A Spectral Principal Component Analysis-Based Framework for Composite Hard/Soft Tissue Fluorescence Image Investigation

Marie Piriou; Corinne Lorenzo; Isabelle Raymond-Letron; Sophie Coronas-Dupuis; Laetitia Pieruccioni; Jacques Rouquette; Christophe Guissard; Jade Chaumont; Louis Casteilla; Valérie Planat-Benard; Philippe Kemoun; Paul Monsarrat

doi:10.3389/fphys.2022.899626

A Spectral Principal Component Analysis-Based Framework for Composite Hard/Soft Tissue Fluorescence Image Investigation

Front Physiol. 2022 Jul 13:13:899626. doi: 10.3389/fphys.2022.899626. eCollection 2022.

Authors

Marie Piriou¹, Corinne Lorenzo², Isabelle Raymond-Letron^{2

3}, Sophie Coronas-Dupuis^{2

3}, Laetitia Pieruccioni², Jacques Rouquette², Christophe Guissard^{1

2}, Jade Chaumont¹, Louis Casteilla², Valérie Planat-Benard², Philippe Kemoun^{1

2}, Paul Monsarrat^{1

2

4}

Affiliations

¹ Dental Faculty and Hospital of Toulouse-Toulouse Institute of Oral Medicine and Science, CHU de Toulouse, Toulouse, France.
² Restore Research Center, Université de Toulouse, INSERM 1301, CNRS 5070, EFS, ENVT, Toulouse, France.
³ LabHPEC, Université de Toulouse, ENVT (Ecole Nationale Vétérinaire de Toulouse), Toulouse, France.
⁴ Artificial and Natural Intelligence Toulouse Institute ANITI, Toulouse, France.

Abstract

Traditional thin sectioning microscopy of large bone and dental tissue samples using demineralization may disrupt structure morphologies and even damage soft tissues, thus compromising the histopathological investigation.
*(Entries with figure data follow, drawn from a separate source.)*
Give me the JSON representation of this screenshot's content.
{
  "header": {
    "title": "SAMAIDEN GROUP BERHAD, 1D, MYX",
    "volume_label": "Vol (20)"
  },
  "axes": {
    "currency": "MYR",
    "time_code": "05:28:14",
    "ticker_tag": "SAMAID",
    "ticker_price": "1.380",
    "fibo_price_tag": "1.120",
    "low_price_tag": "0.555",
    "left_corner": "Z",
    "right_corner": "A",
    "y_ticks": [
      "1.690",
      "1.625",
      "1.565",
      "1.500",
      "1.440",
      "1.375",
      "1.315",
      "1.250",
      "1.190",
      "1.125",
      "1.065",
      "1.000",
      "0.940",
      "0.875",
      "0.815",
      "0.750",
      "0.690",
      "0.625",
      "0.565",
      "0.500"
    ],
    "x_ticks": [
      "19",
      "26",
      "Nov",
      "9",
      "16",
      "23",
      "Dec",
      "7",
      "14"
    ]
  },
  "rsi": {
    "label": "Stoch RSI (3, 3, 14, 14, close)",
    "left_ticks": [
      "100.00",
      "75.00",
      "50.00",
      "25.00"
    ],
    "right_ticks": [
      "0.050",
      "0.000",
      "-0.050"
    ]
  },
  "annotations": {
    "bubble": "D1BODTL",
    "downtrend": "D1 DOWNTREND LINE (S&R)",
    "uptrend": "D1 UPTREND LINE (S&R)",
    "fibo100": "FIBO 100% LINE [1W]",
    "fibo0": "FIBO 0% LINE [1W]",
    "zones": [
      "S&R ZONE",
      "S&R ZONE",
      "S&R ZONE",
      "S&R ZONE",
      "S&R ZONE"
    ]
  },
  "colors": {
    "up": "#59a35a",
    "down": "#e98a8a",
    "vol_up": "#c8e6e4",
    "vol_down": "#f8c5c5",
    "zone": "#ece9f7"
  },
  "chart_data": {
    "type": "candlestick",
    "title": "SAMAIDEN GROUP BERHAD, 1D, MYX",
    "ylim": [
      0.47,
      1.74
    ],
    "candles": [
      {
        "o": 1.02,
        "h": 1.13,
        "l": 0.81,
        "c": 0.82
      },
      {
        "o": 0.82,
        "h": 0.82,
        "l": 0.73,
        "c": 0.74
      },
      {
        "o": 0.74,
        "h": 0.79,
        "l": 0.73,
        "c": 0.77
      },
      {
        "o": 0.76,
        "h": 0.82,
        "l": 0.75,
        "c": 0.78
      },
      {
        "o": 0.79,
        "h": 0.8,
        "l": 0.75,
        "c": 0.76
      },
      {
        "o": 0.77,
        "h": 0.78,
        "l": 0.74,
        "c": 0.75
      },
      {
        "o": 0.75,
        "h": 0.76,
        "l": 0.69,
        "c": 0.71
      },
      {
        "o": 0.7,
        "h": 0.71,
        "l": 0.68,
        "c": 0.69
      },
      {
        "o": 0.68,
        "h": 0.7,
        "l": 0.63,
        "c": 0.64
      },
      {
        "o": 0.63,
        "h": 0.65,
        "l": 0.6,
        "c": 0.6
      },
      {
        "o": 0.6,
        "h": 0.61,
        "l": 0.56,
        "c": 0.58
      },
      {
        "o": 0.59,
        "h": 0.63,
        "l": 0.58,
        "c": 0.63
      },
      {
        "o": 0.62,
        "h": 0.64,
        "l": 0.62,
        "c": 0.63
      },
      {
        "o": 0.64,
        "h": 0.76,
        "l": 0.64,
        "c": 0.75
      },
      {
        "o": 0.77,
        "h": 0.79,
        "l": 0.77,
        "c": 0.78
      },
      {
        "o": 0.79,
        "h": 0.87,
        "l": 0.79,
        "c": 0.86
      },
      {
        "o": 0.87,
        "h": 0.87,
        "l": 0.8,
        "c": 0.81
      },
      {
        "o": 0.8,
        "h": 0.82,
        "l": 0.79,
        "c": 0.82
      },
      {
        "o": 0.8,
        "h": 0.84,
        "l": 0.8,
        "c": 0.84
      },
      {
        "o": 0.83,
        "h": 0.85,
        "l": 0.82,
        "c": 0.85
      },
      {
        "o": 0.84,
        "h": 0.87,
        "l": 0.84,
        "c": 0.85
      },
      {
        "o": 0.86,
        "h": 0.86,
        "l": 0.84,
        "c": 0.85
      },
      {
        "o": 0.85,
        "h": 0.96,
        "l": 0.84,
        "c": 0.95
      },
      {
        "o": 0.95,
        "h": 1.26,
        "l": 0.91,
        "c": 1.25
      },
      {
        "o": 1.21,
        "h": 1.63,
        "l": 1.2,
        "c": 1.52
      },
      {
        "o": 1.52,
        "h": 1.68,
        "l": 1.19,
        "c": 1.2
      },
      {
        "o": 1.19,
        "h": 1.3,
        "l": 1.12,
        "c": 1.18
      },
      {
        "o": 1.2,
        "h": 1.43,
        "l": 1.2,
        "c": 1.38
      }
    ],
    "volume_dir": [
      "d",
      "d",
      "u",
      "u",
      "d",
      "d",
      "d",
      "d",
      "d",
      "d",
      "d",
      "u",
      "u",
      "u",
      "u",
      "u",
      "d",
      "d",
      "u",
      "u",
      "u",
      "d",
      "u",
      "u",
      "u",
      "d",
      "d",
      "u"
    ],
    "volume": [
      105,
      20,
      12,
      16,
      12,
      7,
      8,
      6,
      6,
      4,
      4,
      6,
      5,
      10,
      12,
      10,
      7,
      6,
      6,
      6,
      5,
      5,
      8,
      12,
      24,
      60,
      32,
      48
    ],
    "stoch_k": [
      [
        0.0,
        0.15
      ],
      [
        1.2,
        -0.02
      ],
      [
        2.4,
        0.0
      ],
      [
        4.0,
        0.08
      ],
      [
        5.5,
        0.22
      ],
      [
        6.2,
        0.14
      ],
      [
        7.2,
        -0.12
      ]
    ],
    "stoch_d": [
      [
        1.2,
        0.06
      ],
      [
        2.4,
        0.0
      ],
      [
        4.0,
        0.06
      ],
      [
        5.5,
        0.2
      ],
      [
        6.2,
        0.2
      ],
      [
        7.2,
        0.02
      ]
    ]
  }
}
Here, we developed a synergistic and original framework on thick sections based on wide-field multi-fluorescence imaging and spectral Principal Component Analysis (sPCA) as an alternative, fast, versatile, and reliable solution, suitable for highly mineralized tissue structure sustain and visualization. Periodontal 2-mm thick sections were stained with a solution containing five fluorescent dyes chosen for their ability to discriminate close tissues, and acquisitions were performed with a multi-zoom macroscope for blue, green, red, and NIR (near-infrared) emissions. Eigen-images derived from both standard scaler (Std) and Contrast Limited Adaptive Histogram Equalization (Clahe) pre-preprocessing significantly enhanced tissue contrasts, highly suitable for histopathological investigation with an in-depth detail for sub-tissue structure discrimination. Using this method, it is possible to preserve and delineate accurately the different anatomical/morphological features of the periodontium, a complex tooth-supporting multi-tissue. Indeed, we achieve characterization of gingiva, alveolar bone, cementum, and periodontal ligament tissues. The ease and adaptability of this approach make it an effective method for providing high-contrast features that are not usually available in standard staining histology. Beyond periodontal investigations, this first proof of concept of an sPCA solution for optical microscopy of complex structures, especially including mineralized tissues opens new perspectives to deal with other chronic diseases involving complex tissue and organ defects. Overall, such an imaging framework appears to be a novel and convenient strategy for optical microscopy investigation.

Keywords: algorithmic processing; fluorescence; mineralized tissues; periodontal structures; principal component analysis; spectral microscopy.